Comment by constantcrying

5 hours ago

Totally delusional. The article does not even try to figure out why any of this happened.

In all of the cases the main prediction that was made came true. The cost, especially the human cost, of developing some piece of software dramatically decreased. The only reason why the amount of programmers needed still rose was because the amount of software needed rose faster.

Clearly that trend will not hold forever.

>The hard part of computer programming isn’t expressing what we want the machine to do in code. The hard part is turning human thinking – with all its wooliness and ambiguity and contradictions – into computational thinking that is logically precise and unambiguous, and that can then be expressed formally in the syntax of a programming language.

And there is exactly one single technology which has ever been able to do this task, which is LLMs. Not addressing the elephant in the room, which is that an LLM can actually take such instructions and produce something meaningful with it, just makes the whole article worthless.

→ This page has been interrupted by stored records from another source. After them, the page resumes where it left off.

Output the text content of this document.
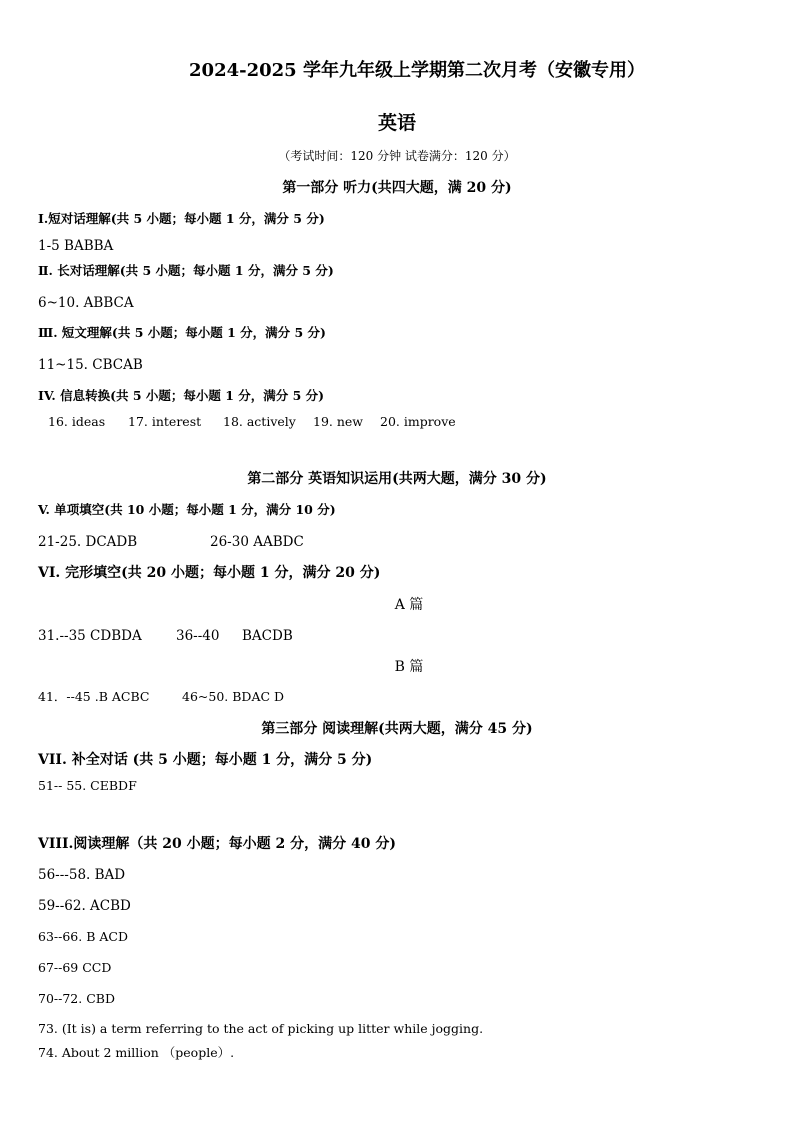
2024-2025 学年九年级上学期第二次月考（安徽专用）
英语
（考试时间：120 分钟 试卷满分：120 分）
第一部分 听力(共四大题，满 20 分)
Ⅰ.短对话理解(共 5 小题；每小题 1 分，满分 5 分)
1-5 BABBA
Ⅱ. 长对话理解(共 5 小题；每小题 1 分，满分 5 分)
6~10. ABBCA
Ⅲ. 短文理解(共 5 小题；每小题 1 分，满分 5 分)
11~15. CBCAB
IV. 信息转换(共 5 小题；每小题 1 分，满分 5 分)
16. ideas 17. interest 18. actively 19. new 20. improve
第二部分 英语知识运用(共两大题，满分 30 分)
V. 单项填空(共 10 小题；每小题 1 分，满分 10 分)
21-25. DCADB	26-30 AABDC
VI. 完形填空(共 20 小题；每小题 1 分，满分 20 分)
A 篇
31.--35 CDBDA	36--40 BACDB
B 篇
41．--45 .B ACBC	46~50. BDAC D
第三部分 阅读理解(共两大题，满分 45 分)
VII. 补全对话 (共 5 小题；每小题 1 分，满分 5 分)
51-- 55. CEBDF
VIII.阅读理解（共 20 小题；每小题 2 分，满分 40 分)
56---58. BAD
59--62. ACBD
63--66. B ACD
67--69 CCD
70--72. CBD
73. (It is) a term referring to the act of picking up litter while jogging.
74. About 2 million （people）.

Everything in this article is just inverse special pleading. Since the last N times, the most enthusiastic predictions did not come true, this time only minor changes can happen. If LLMs are only a revolution on the scale of fast interpreted languages (which have significantly impacted what a small team is capable of delivering in terms of complexity), then they will drastically impact most of the software industry.

If these changes happen, and simultaneously the rate at which software is demanded does not also increase (why would it?), then the implications will be extremely serious. Especially if you are not a developer in an established position.